Avoidance.  It’s often synonymous with weak or afraid.  On the contrary, avoidance comes from knowledge of past experiences, confidence in who you are in that very moment, and intuition which reminds you that pain doesn’t have to precipitate gain.

Patterns are etched into our minds and bodies through past experience, and yet we still deny our intuition when it attempts to guide us away from crashing.  The ability to feel and learn from patterns is just like having a surfing coach alongside as you analyze the incoming set of waves. The coach reminds you not to take that chance based on what your future goals look like, but rather on what the choppy water feels like in that moment, which forewarns you of ensuing danger.

Coach yourself to take in the whole environment, versus selecting bits and pieces to serve your ego.  Ego shames us for floating.  But the coach says, “Stay here and float, I’ve seen this pattern before and it doesn’t feel right.” How can trusting your experiences be weak?  Perhaps it’s simply a more peaceful way to enjoy the water.

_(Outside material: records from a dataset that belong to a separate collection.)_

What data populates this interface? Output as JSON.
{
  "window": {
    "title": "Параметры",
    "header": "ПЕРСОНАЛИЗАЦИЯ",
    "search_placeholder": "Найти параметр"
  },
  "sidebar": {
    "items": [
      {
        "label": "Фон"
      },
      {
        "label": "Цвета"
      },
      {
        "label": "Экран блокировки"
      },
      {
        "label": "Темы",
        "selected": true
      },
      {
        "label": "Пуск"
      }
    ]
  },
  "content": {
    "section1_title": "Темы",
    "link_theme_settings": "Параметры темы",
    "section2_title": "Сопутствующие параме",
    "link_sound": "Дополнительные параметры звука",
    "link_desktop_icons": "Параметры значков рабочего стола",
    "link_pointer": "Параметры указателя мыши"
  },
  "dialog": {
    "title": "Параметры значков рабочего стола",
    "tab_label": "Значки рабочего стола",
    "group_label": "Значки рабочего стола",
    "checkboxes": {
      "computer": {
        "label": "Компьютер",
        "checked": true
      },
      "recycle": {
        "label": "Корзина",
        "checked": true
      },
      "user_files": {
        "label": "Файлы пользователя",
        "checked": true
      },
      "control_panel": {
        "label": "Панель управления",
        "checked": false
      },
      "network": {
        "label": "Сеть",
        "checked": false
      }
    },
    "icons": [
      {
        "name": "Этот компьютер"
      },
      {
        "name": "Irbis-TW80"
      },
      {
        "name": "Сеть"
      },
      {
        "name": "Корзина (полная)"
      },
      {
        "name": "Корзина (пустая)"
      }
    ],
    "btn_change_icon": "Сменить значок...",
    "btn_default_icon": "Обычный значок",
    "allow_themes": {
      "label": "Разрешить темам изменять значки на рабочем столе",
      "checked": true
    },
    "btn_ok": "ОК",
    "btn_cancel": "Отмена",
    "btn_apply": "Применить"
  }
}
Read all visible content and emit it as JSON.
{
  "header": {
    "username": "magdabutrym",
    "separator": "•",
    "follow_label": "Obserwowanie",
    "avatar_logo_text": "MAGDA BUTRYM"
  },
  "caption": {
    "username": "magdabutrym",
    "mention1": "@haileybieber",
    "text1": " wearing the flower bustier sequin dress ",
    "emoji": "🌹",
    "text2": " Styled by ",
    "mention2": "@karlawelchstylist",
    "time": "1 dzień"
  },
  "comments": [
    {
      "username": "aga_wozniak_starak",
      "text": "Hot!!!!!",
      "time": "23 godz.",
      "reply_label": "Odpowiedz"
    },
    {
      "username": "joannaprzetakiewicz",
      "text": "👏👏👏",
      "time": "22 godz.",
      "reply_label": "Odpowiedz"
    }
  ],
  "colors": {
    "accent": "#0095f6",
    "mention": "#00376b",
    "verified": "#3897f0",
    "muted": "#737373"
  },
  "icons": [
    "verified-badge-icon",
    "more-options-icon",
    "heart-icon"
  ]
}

I’m done riding waves, sick of crashing, and disgusted at myself for constantly misreading the environment, or actually, for ignoring the environmental patterns. I’m even more done with convincing myself that I need to do and be more.  Floating and observing is an art. It takes confidence, patience, and practice to be as you are, just like surfing.

Finessing the float is the release of external expectations.  We are taught that great success goes hand-in-hand with great failure and pain, and that failures must be over-corrected if we are to learn from them.  What if failures weren’t followed by a high-five or a “good girl” as positive reinforcement? Would we still chase them? Maybe we would instead allow ourselves to choose a different path, just to feel better.  There is often shame in that choice, which prevents us from choosing ease over grit. Floating means unlearning patterns as well.

Success can be internal, and you have the capacity to determine what that feels like. To me, success feels less like riding a wave and more like following a trickling mountain stream with my eyes. It feels like being enraptured by the sight, sound, and gentle flow that urges me to calmly watch, rather than run towards the rushing water around the next bend. Gentle flow feels like universal peace and love.

So perhaps less is more.  Less competition, less accolades, less money, fewer friends…and fewer crashes.  Maybe more isn’t the end goal after all.  What is the greatest good for ourselves and others?  It’s the release of expectation from every outlet in the universe to strive for more.

So float. You don’t have to ride the waves. You are enough right there, as you feel them. Feel the water, the sky, the wind, and the depths below. Those elements collectively create the big picture, and maybe that’s the goal.

As a swimmer, I used my feel for the water to create flow patterns to move through it.  Although I still have a great feel for the water, I don’t use my skills to surf for a rush.  I simply translate and trust what I observe about the fluid patterns moving towards me, and finesse the float.